A genomics data checking plugin
- TODO
Define the tests in a file within the directory tests (ex tests/fasta.py). Use comment strings. ex:
""" fasta.py This tests for proper formatting of a fasta file. See: https://zhanggroup.org/FASTA/ The tests are: File is a text file Line length is under 80 char (warning only) Only has allowed characters Print allowed type Ensure the file ends properly """
Then a pytest must be written for each test:
def test_check_line_length(file_path, max_length=80):
"""Check for lines longer than max_length and return warnings."""

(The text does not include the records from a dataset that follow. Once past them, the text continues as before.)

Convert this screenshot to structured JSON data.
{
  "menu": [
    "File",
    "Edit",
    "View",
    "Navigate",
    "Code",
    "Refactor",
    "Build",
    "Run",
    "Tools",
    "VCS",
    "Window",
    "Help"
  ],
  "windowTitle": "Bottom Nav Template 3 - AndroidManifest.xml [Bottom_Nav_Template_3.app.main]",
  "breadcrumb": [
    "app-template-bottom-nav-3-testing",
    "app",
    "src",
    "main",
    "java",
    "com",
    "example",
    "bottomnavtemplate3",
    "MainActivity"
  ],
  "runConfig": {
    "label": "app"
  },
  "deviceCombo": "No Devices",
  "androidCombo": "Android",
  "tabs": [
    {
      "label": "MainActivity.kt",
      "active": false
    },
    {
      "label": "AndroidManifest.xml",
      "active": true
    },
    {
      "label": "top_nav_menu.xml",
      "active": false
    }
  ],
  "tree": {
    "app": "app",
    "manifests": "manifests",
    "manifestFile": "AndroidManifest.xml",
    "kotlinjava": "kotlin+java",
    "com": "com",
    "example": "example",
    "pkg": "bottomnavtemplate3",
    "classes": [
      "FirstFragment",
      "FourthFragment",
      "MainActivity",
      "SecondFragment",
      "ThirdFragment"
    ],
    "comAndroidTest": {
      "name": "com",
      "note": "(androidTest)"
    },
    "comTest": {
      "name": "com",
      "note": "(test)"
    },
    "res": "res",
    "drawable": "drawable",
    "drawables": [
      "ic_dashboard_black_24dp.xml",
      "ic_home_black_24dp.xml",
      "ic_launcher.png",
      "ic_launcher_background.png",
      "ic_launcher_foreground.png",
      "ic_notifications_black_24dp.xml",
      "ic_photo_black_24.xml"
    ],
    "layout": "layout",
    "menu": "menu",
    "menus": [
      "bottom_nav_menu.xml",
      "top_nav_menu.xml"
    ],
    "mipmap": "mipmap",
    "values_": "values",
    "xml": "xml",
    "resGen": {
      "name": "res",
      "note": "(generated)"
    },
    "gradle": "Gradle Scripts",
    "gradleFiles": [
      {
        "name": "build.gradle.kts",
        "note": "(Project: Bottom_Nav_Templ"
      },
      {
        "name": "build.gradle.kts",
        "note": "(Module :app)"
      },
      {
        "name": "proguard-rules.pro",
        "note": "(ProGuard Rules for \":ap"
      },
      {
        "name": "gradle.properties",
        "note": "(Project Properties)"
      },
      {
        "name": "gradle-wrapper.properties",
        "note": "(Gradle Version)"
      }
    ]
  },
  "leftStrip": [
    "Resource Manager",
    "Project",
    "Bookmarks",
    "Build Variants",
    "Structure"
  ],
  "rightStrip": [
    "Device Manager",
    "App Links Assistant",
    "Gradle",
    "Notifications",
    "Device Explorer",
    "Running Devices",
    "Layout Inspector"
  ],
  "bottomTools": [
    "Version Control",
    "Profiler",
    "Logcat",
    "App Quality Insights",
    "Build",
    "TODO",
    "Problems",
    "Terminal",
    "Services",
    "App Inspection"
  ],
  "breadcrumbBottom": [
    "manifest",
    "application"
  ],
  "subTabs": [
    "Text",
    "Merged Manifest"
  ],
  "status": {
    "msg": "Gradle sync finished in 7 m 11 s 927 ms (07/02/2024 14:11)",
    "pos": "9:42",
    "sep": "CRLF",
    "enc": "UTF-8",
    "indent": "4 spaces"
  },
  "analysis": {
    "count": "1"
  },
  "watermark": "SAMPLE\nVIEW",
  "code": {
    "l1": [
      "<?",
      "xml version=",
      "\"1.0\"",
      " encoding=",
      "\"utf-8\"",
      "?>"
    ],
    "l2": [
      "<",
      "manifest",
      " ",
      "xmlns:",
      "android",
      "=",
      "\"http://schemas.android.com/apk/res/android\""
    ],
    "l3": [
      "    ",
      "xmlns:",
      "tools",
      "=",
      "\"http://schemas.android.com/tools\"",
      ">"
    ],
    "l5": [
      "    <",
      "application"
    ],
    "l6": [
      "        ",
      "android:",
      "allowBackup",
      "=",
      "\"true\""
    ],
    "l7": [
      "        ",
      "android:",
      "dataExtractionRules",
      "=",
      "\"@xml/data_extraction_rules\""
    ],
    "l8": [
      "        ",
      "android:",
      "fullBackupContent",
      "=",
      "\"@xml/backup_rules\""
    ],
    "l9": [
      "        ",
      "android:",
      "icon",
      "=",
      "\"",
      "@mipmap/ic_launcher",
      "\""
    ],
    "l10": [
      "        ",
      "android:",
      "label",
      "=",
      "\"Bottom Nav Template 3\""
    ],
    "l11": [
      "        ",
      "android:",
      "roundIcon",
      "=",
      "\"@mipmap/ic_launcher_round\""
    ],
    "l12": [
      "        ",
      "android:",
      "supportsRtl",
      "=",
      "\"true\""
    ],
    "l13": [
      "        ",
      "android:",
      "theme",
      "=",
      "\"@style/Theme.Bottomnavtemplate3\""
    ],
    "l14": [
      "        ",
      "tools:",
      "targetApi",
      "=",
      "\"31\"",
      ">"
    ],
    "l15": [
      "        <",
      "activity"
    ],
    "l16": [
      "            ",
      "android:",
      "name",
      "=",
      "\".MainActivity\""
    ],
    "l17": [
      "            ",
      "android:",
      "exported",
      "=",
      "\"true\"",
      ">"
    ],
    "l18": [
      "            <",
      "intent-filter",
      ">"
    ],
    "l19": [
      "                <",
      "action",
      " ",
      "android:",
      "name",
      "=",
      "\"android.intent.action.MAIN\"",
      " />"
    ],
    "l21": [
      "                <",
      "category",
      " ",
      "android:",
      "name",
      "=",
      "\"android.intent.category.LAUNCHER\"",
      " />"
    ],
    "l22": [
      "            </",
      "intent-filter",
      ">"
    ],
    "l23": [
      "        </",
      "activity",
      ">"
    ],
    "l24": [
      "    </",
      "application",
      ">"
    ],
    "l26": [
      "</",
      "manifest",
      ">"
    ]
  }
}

line_warnings = check_line_length(file_path, max_length)
if line_warnings:
for warning in line_warnings:
warnings.warn(warning, UserWarning)
The functions are to be written independently and stored in src/ensembl/datacheck_functions. These methods are to be as generic as reasonable and used by as many tests as possible. The methods are stored in files based on function:
content_checks.py : Data checks within a text file
db_checks.py : Checking mysql databases (not implemented yet)
file_checks.py : System level checks of files
utils.py : Other checks or special commands.
Your test will be called, by calling the file name, without extensions, after --test=. ex:
ensembl-datacheck --test=fasta --file=~/TEST/2pass.fasta
Download the repo and install it (virtual enviroment recomended):
git clone (insert repo here) pip install ensembl-datacheck-py
To run a program you can call it like:
ensembl-datacheck --test=fasta --file=~/TEST/2pass.fasta
- More tests!
- Confluence Page
- Publish it
- Introduce tests for tests
Contributions are very welcome.
Distributed under the terms of the Apache Software License 2.0 license, "ensembl-datacheck-py" is free and open source software
If you encounter any problems, please file an issue along with a detailed description.